Après une sécheresse hivernale, c'est une sécheresse printanière qui se fait actuellement ressentir dans le Grand est. Deux épisodes rapprochés qui montrent les effets du changement climatique avec des cours d'eau aux niveaux déjà très bas. Analyse du phénomène avec Claire Delus hydrologue à Metz.
Claire Delus est maître de conférences en géographie et hydrologue à Nancy. Les dernières données d'étiage qu'elle et ses collègues du LOTERR ont pu observer sur le terrain du bassin Rhin-Meuse ne sont pas forcément rassurantes :
"Les niveaux sont comparables à 2022 à la même époque dans la partie aval de la Moselle. A l'amont on est un peu au-dessus. Ce qu'il faut retenir c'est que les niveaux sont partout en dessous de la normale. Heureusement que les pluies des mois de mars et avril ont rechargé les nappes et les cours d'eau sinon la situation serait plus grave. Mais pour autant, ça ne présage de rien pour la suite, tout dépendra des conditions météo et actuellement on n’a pas de prévisions saisonnières claires au niveau des précipitations".
Sur cette carte, réalisée par Claire Delus et Didier François, tous deux hydrologues, on peut comparer le niveau des cours d'eau de 2023 sur le bassin Rhin-Meuse avec les autres années (1991-2022).
Le déficit d'eau le plus préoccupant concerne : la Meuse amont, toute la Moselle, la Meurthe et le Haut-Rhin.
Deux épisodes de sécheresse en six mois
La sécheresse printanière est une réalité dans notre région. Avant les orages de cette mi-juin à Metz, il n'avait pas plu depuis 37 jours, depuis le 12 mai exactement.

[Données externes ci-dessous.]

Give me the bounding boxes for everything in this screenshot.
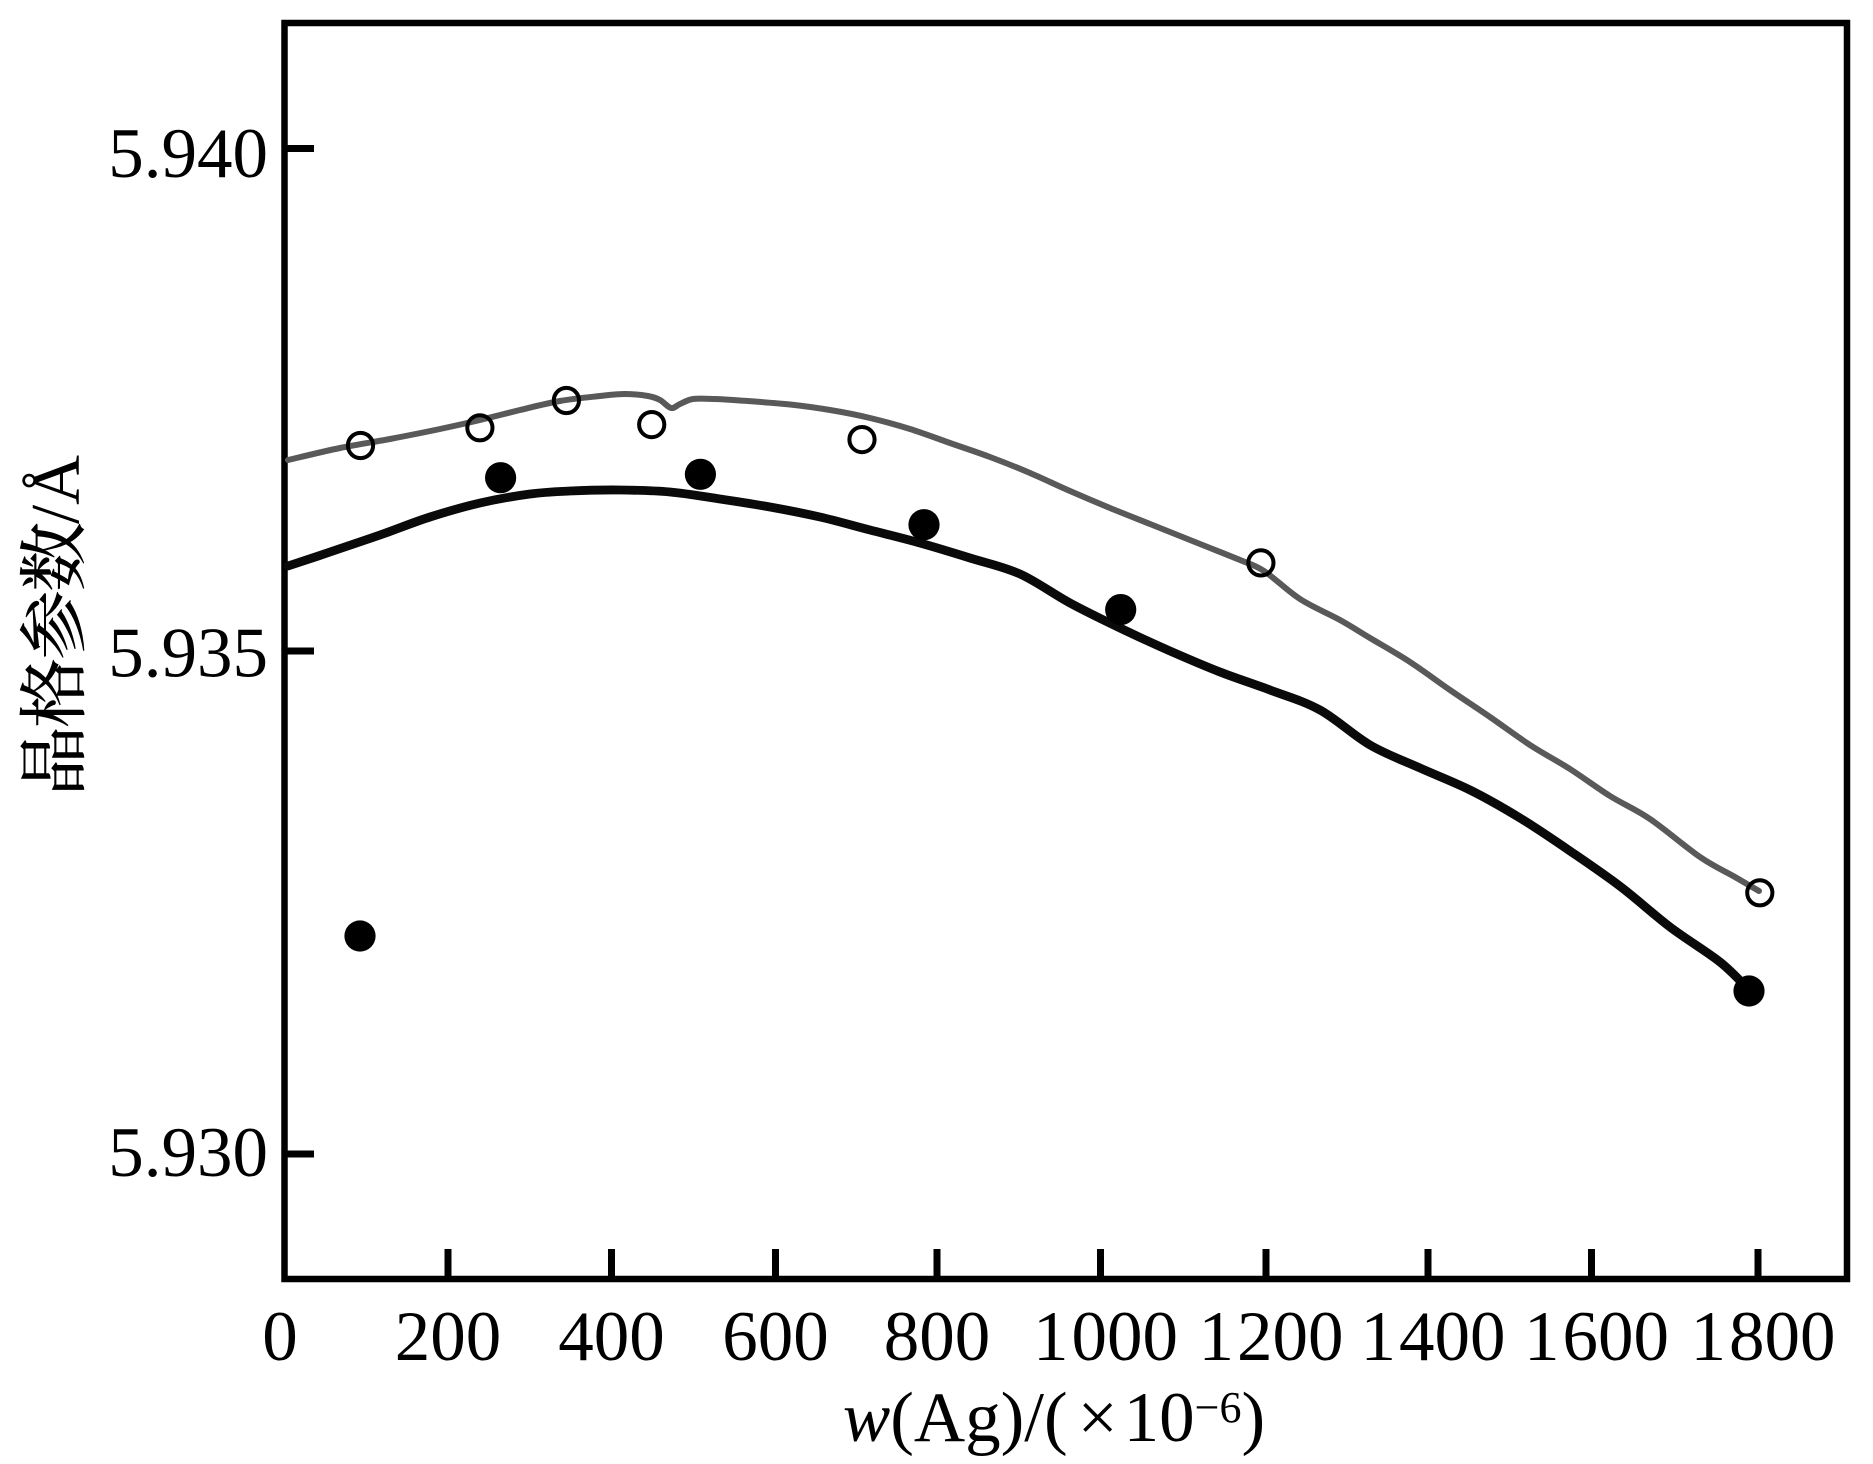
- svg-text:5.940: 5.940: [108, 115, 268, 193]
- svg-text:1000: 1000: [1033, 1298, 1178, 1376]
- svg-text:5.930: 5.930: [108, 1114, 268, 1192]
- svg-text:5.935: 5.935: [108, 615, 268, 693]
- svg-text:0: 0: [262, 1298, 298, 1376]
- svg-text:600: 600: [722, 1298, 829, 1376]
- svg-text:w(Ag)/(×10−6): w(Ag)/(×10−6): [843, 1379, 1265, 1457]
- svg-text:800: 800: [884, 1298, 991, 1376]
- svg-text:1600: 1600: [1524, 1298, 1669, 1376]
- svg-text:1400: 1400: [1361, 1298, 1506, 1376]
- svg-text:400: 400: [558, 1298, 665, 1376]
- svg-text:1800: 1800: [1691, 1298, 1836, 1376]
- svg-text:1200: 1200: [1199, 1298, 1344, 1376]
- svg-text:/Å: /Å: [18, 455, 94, 524]
- svg-text:200: 200: [395, 1298, 502, 1376]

Et début juin selon Météo Express, Nancy était la ville la plus ensoleillée de France.
Ces deux épisodes rapprochés de sécheresse hivernale et printanière, c'est la manifestation du changement climatique.
Claire Delus, hydrologue
"En février nous avions déjà eu un record historique avec 40 jours sans pluie enregistrés aux postes météo de Metz Frescaty et Nancy Essey. Dans la même année, on cumule deux évènements extrêmes. Ces deux épisodes rapprochés de sécheresse hivernale et printanière, c'est la manifestation d'un changement climatique qui se fait ressentir. Depuis 2018, chaque été on a une sécheresse, à part pour 2021, ça devient la norme.
On a déjà eu dans le passé des grandes périodes sans précipitations, jusqu'à 3 mois sans pluie ni rosée à la période médiévale, du 2 février au 2 mai 1514 en Lorraine ! Mais ce qui nous interpelle aujourd'hui, c'est la récurrence de ces épisodes".
Sur cet autre graphique, on peut comparer l'hydrométrie de 2023, à trois autres années de référence en matière de sécheresse : 1976, 2020 et 2022.
On observe que pour l'instant les records de manque d'eau (courbe violette) de 1976 n'ont pas été battus et que 2023 se situe pour le mois de juin en dessous de 2022 mais on visualise bien la sécheresse hivernale de février sur la courbe.
"Quand on regarde les arrêtés sécheresse, on est au même point que l'an dernier avec quelques départements en vigilance, la première étape avant l'alerte. Ces étapes sont basées sur le niveau des cours d'eau, sauf que ces seuils sont des normales qui ne correspondent plus à la réalité d'aujourd'hui. Il va falloir travailler sur ces questions pour les remettre à jour" précise l'hydrologue.
Des économies d'eau toute l'année
Les gestes citoyens au jardin et dans son logement sont désormais préconisés chaque été :
"Il faut comprendre que ces situations-là vont devenir la norme et que l'économie d'eau ce n'est plus sur une année en particulier, il faut apprendre à vivre avec ce climat qui change et à faire des économies d'eau sur le long terme. Mais les enjeux des usages de l'eau portent au-delà de la sphère domestique dans les usages agricoles et industriels qui peuvent avoir un impact sur les cours d'eau avec les prélèvements, ce sont des questions très sensibles", conclut Claire Delus.